Friday, January 23, 2009

Response from Lexmark RECEIVED!

The Story So Far:

Persistance has paid off - I received a letter from Lexmark in the mail today. Right off the bat, I have to be honest - it's a response to my first letter, dated December 19, 2008. According to two postmarks, it looks like it got lost in the mail once or twice before it finally made its way to my house:

Here's the letter:

The text reads (emphasis added by me):

Dear Brahm, 
Thank you for your inquiry. 

Certain Lexmark color lasers, including the C530dn printer, do print manufacturer and serial number data on printed output. This technology was developed by the color copier industry nearly 20 years ago as a measure to combat the counterfeiting of currency and it continues to be used by many copier and printer companies throughout the world. We do not believe this technology violates any law or infringes any privacy rights

The technology cannot be disabled in your C530dn. We regret that you are unhappy with our product. Under the circumstances, we would be happy to provide a full refund of your purchase cost for this printer. Please contact 1-800-LEXMARK if you would like to return this printer. 

Edward Russo, Lexmark Support Specialist. 

SO. My choices are return the printer for a full refund, or keep pressing the issue. 

To me, the choice is pretty clear. Lexmark stated it pretty plainly in their letter: "you won't find a colour laser printer throughout the world without this technology". 

Though I appreciate the offer of a full refund, I still need a colour laser printer and my privacy concerns have not been adequately addressed - I'm invested in this issue for more than just my personal needs. In the eyes of the Privacy Commissioner of Canada, I believe I have fair grounds to submit a complaint, which is what I will start working on in the next few days. 

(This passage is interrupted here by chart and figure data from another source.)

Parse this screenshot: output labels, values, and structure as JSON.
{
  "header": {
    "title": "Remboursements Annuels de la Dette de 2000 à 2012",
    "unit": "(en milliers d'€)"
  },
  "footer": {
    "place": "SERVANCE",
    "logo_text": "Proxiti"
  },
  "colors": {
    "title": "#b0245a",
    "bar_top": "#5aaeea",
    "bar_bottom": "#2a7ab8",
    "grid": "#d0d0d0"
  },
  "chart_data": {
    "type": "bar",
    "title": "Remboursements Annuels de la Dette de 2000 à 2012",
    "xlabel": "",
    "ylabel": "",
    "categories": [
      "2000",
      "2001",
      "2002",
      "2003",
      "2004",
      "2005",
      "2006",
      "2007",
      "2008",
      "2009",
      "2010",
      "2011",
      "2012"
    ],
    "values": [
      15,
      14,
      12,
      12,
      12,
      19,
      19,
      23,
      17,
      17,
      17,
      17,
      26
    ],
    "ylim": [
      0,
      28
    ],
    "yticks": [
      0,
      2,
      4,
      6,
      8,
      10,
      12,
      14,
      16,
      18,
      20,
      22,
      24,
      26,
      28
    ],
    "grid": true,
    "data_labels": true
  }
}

I'm also going to send Edward a response and see what he meant when he said "certain Lexmark color lasers". If there is a consumer model color laser that does not print forensic tracking dots, I would be much happier with an exchange, and that information would be great for consumers to have. 

Perhaps other Lexmark consumers would be happy with a refund after finding out that their printer is spying on them. If so, I recommend that you write a letter to:

Lexmark Intl. Inc
740W. New Circle Road
Lexington, KY  40550
NA CPD 3rd Level Support
Dept. 5040L51/004-2
C/O Ed Russo

Good luck consumers! I will keep this blog updated as I put together a new letter for Edward. Barring that, it's off to the Privacy Commissioner!  

Sunday, January 11, 2009

No response yet, follow-up letter sent to Privacy Officers, President, CFO of Lexmark

Hello friends, it's the evening of Sunday, January 11th and my consumerist cries have not been heard: Lexmark has not sent me any response to my December 3 inquiry as of this evening! 

I don't expect to receive anything tomorrow, so it is with some regret and a slight pang of excitement that I am dropping my follow-up letter in the mail tomorrow, which differs from the last letter in a few key ways:
  • I've imposed a 30-day timeline for a response;
  • I've specified that the response be sent to my address;
  • I've outlined what happens if I don't get a response - the issue goes to the Office of the Privacy Commissioner of Canada.
  • I've CC'd the letter to the big-wigs: The President of Lexmark Canada and its Chief Financial Officer, supposedly responsible for legal information. 
Letter (click for big):

At this point I've got to shift gears with my strategy. The fact that I'm a Canadian and that there exists a Canadian headquarters for Lexmark means that they'll be the ones who have to deal with me, not the head office in the States. I'll continue to CC their privacy officer on general letters if I have to keep sending them, but I think I have to focus on communication with the Canadian office. 

While writing letters to presidents of massive corporations is fun in its own respect, I can't lose sight of what this is all about: privacy rights! No one has the right to have the ability to track every document I print and trace it back to me. It's poor business practice to sell products to consumers that violates their right to lead a private life, especially without their knowledge or consent!

Next up: Wait 30 days, see if there's a response. If there is a response, pursue it to the fullest degree. If not, write to the Privacy Commissioner and bring this blog to the attention of as much online media sources as possible. In the interim, traffic won't really do any good. I want to give them a chance to respond before attempting to bring them into the internet spotlight.